I FINANZIAMENTI. Nella delibera si legge anche che il Comune «ha avviato il programma di ricostruzione degli edifici scolastici gravemente danneggiati e ha urgente necessità di procedere a completarlo in tempi rapidi».
Vengono poi elencati i fondi a disposizione. Con decreto del commissario delegato per la ricostruzione, è stato assegnato un importo pari a oltre 12 milioni, con delibera Cipe del 2012 sono stati finanziati ulteriori 6 milioni; con decreto 48 del 2013 del capo dipartimento Sviluppo economie territoriali della presidenza del consiglio dei ministri venivano assegnati più di 19 milioni. Infine, con una delibera Cipe del 2017 sono stati finanziati altri 4 milioni. Un totale di circa 42 milioni di euro, da spendere sulle scuole comunali.

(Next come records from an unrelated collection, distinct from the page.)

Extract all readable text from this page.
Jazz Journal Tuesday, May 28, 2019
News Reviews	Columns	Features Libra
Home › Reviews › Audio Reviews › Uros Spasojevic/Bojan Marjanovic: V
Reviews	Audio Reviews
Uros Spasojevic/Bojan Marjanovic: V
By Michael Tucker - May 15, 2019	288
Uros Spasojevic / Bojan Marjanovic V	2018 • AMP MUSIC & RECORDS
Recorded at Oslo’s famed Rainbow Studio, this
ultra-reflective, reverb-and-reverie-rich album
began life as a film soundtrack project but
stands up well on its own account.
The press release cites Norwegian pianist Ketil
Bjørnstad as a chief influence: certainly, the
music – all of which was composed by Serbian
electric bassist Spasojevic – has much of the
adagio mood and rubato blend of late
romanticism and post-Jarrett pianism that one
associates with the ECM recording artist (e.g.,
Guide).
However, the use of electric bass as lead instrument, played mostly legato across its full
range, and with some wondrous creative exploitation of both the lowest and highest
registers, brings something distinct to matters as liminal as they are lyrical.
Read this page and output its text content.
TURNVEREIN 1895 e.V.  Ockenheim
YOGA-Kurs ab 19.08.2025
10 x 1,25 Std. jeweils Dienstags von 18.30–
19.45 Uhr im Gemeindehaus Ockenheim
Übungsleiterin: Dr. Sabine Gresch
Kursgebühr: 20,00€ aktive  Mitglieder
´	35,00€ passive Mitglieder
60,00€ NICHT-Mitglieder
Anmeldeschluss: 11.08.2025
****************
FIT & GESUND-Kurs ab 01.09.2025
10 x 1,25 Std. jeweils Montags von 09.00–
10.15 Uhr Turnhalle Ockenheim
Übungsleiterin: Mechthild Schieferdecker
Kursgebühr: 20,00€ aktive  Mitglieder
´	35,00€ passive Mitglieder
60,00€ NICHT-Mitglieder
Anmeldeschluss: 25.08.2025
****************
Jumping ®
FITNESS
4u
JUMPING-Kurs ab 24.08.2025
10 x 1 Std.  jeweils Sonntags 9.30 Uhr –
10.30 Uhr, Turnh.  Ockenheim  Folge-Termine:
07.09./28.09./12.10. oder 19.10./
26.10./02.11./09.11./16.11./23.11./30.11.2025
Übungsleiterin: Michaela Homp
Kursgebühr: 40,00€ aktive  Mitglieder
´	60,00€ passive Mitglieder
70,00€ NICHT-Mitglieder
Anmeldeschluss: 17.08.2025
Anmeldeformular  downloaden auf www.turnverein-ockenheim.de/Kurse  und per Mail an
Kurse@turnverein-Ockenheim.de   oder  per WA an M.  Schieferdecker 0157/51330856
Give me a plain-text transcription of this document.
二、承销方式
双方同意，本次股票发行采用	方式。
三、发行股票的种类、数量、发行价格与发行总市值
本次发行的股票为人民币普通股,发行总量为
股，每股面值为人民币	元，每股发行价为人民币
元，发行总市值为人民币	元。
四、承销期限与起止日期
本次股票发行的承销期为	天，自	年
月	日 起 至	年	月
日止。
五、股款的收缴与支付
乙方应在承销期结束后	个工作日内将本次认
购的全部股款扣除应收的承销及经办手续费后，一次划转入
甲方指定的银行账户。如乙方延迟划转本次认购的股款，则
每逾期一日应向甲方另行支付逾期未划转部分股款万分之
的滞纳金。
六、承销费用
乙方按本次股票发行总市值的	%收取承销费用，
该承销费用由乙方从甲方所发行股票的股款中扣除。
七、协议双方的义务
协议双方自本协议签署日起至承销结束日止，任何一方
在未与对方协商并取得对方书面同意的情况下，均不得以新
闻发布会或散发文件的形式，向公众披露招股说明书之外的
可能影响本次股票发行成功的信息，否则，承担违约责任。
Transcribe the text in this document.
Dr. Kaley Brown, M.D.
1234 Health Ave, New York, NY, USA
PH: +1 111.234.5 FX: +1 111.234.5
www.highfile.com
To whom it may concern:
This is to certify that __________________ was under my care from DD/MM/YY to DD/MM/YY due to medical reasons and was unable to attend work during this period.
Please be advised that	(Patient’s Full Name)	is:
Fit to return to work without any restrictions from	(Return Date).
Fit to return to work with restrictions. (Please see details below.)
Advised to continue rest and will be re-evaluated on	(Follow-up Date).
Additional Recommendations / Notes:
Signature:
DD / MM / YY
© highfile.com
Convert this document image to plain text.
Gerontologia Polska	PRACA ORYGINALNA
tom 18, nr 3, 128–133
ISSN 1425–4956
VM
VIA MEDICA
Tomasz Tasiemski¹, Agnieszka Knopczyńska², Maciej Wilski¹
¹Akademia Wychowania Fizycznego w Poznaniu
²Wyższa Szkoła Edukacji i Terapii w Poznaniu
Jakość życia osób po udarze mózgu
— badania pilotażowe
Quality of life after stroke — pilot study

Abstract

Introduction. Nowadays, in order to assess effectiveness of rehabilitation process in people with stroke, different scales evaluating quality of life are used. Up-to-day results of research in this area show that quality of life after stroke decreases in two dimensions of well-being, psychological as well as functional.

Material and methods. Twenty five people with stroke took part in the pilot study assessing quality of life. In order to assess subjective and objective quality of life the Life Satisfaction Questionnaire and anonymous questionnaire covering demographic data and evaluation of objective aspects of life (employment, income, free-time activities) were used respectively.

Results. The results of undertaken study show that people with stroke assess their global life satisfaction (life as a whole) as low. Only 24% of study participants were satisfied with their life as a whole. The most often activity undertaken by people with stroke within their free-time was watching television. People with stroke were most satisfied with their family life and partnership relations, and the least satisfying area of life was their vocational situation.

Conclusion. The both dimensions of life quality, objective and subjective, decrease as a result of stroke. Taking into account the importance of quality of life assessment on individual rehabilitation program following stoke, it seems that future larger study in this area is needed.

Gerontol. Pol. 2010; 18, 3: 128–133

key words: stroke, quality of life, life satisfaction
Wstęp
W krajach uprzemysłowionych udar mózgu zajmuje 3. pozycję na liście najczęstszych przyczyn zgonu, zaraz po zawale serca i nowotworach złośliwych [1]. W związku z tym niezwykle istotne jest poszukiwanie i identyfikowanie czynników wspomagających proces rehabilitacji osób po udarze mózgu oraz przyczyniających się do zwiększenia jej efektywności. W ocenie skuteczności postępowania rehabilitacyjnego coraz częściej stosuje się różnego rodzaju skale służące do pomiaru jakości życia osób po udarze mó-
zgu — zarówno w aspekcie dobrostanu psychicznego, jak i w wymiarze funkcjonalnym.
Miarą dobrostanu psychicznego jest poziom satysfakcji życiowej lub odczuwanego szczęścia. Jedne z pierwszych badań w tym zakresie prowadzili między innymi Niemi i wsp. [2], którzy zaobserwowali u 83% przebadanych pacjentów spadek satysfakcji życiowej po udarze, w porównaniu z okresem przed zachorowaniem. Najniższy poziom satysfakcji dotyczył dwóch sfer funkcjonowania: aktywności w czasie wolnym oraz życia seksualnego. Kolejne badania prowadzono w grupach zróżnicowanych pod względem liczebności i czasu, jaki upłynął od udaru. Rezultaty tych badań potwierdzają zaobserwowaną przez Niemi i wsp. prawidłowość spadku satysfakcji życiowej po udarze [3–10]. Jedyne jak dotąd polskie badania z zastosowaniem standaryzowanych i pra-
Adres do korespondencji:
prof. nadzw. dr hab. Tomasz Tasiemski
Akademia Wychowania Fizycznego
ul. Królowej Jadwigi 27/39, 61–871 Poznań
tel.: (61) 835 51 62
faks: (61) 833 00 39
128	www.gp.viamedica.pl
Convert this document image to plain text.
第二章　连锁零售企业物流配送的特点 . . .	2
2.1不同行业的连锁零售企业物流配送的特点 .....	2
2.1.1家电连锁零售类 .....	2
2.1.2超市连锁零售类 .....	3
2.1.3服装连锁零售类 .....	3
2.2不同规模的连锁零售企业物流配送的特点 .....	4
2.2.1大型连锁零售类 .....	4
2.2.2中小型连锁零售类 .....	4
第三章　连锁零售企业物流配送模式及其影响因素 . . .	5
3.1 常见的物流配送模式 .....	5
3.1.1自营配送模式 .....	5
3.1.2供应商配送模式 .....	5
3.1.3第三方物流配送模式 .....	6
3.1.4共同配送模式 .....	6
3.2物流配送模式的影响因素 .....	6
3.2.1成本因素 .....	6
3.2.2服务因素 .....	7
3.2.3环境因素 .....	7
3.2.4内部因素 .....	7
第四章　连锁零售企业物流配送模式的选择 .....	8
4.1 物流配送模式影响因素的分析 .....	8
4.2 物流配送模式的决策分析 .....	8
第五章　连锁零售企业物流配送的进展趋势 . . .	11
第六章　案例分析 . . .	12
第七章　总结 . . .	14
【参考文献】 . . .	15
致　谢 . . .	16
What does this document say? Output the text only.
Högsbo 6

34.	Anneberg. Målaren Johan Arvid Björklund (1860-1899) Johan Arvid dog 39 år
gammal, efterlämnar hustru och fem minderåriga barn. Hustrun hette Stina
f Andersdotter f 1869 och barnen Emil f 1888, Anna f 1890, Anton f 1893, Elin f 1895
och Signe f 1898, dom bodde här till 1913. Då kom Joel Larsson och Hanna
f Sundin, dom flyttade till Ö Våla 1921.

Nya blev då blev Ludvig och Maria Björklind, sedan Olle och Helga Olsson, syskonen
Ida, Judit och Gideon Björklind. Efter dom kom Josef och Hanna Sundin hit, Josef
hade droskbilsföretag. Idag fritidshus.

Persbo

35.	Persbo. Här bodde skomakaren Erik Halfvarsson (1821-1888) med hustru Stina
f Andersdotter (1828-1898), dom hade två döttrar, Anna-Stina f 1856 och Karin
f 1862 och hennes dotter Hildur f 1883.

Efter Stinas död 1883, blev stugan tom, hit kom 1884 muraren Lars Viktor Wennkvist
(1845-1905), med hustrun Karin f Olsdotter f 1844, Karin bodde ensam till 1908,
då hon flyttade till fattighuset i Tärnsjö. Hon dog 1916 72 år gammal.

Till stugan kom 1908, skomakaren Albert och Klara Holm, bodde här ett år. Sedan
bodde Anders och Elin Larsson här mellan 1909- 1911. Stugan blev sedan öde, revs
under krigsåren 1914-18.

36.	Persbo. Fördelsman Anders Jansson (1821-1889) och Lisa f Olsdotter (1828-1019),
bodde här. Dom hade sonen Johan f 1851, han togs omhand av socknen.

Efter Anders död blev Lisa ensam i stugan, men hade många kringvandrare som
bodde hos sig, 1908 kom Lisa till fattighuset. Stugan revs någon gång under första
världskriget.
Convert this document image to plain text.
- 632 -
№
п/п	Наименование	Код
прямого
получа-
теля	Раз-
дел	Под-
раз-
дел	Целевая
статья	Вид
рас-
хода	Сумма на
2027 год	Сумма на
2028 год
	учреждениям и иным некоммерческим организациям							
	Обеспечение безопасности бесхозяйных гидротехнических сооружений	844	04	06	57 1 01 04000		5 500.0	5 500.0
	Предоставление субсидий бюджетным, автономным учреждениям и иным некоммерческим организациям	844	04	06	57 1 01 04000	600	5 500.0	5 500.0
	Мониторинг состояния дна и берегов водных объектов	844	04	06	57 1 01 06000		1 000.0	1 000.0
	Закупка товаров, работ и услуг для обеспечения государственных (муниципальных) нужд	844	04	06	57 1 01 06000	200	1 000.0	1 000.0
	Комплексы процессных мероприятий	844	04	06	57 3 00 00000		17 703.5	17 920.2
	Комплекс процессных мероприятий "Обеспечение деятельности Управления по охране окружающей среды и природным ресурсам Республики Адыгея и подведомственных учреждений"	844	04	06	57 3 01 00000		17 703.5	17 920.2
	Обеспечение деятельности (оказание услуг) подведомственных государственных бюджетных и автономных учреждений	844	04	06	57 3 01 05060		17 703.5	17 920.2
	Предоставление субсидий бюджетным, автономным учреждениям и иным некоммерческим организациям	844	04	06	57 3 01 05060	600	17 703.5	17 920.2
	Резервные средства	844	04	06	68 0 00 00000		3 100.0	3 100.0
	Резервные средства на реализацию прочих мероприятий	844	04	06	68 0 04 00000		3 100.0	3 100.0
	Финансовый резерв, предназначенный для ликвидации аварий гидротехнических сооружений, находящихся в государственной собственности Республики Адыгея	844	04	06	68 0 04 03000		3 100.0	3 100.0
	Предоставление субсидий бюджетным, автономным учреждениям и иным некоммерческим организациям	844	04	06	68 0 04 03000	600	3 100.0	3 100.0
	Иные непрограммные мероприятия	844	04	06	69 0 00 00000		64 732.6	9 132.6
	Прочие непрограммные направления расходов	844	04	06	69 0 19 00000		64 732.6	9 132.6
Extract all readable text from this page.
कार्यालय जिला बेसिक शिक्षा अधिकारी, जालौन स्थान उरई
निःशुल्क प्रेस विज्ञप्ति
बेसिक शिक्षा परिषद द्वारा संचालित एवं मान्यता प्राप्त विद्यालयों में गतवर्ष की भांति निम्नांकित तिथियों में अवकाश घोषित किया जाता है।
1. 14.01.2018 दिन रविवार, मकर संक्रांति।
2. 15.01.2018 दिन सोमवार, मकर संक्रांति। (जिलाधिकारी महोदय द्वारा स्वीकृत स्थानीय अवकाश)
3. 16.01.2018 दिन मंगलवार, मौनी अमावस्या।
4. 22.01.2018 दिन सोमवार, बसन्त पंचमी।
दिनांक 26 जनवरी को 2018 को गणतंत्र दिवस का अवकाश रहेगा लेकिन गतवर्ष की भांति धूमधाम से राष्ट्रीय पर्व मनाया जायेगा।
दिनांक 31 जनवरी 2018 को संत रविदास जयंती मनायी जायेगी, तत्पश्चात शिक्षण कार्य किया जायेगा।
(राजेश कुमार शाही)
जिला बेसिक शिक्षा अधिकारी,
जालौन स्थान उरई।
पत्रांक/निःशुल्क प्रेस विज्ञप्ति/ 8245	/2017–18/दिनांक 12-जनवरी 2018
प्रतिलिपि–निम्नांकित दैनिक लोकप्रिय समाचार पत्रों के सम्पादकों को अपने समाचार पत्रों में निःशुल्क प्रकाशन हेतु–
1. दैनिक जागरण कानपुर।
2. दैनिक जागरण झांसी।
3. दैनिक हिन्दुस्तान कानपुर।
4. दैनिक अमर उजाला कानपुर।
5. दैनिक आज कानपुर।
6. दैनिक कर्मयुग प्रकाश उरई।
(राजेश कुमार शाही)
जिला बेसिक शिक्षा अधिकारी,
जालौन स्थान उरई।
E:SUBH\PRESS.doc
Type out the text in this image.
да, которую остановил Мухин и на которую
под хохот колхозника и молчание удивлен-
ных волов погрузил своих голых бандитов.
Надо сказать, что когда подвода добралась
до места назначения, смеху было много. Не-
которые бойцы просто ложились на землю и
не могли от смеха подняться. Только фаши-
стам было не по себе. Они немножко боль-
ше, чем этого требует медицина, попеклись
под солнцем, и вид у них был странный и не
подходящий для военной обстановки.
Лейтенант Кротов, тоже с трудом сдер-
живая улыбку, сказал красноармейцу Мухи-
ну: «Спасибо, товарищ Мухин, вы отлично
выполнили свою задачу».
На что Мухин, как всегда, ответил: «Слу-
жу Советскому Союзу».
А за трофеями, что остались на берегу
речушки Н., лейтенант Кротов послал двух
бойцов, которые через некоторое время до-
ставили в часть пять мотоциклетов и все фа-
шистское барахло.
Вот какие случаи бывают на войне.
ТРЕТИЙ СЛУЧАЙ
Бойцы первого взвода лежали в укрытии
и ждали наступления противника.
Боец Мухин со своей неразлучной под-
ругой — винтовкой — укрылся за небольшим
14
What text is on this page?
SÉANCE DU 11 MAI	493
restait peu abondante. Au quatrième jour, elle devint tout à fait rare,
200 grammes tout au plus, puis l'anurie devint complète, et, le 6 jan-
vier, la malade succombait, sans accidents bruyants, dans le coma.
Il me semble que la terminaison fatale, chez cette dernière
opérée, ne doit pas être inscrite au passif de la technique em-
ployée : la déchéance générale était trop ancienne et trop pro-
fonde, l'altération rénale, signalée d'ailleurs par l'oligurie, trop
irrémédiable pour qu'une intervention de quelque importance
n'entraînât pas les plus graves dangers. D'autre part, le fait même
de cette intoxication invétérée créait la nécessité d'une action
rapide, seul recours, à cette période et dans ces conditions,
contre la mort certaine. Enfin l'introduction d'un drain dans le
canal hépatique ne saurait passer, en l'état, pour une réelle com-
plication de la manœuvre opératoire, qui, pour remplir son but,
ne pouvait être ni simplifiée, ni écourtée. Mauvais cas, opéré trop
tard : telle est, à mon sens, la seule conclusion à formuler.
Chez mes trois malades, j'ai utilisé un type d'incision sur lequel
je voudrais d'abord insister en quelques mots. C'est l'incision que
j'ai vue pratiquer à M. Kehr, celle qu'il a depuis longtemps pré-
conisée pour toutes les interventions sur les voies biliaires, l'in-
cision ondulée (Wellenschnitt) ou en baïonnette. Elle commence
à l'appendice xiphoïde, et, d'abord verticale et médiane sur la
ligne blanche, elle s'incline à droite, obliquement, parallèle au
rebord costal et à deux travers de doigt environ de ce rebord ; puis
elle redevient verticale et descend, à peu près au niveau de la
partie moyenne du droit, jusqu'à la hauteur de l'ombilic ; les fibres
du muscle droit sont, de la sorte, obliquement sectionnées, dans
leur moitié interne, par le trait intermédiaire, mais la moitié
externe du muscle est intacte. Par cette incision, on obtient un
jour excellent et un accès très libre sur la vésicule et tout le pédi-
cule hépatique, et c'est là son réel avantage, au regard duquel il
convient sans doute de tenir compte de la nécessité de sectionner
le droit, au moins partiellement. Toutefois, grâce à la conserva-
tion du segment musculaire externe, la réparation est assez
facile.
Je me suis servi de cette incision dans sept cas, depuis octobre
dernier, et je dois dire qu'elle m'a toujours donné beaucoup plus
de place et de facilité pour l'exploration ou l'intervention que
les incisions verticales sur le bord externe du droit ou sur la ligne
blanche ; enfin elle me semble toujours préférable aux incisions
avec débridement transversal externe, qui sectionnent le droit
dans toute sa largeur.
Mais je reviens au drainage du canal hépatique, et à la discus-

LE SCUOLE. Questi gli interventi programmati. L’ex scuola elementare di Sant’Elia, in via del Tratturo, sarà destinata a centro aggregativo-ricreativo, un centro anziani sorgerà al posto della ex scuola materna di San Sisto. L’elementare di Coppito sarà destinata in parte a biblioteca, in parte a spazi per le associazioni di volontariato, ma anche ad attività socio culturali a complemento e valorizzazione del parco pubblico di Murata Gigotti, area vincolata e tutelata come bene culturale. Un centro ricreativo giovanile sarà realizzato nella ex elementare Torretta. La materna di Gignano, in via Tre vasche, diventerà un nuovo centro di aggregazione, mentre la media Patini di Sassa scalo sarà un centro di animazione socio educativa giovanile. L’ex scuola materna di San Giacomo verrà trasformata in un centro socio ricreativo. L’ex elementare di Genzano di Sassa sarà la sede di associazioni di volontariato.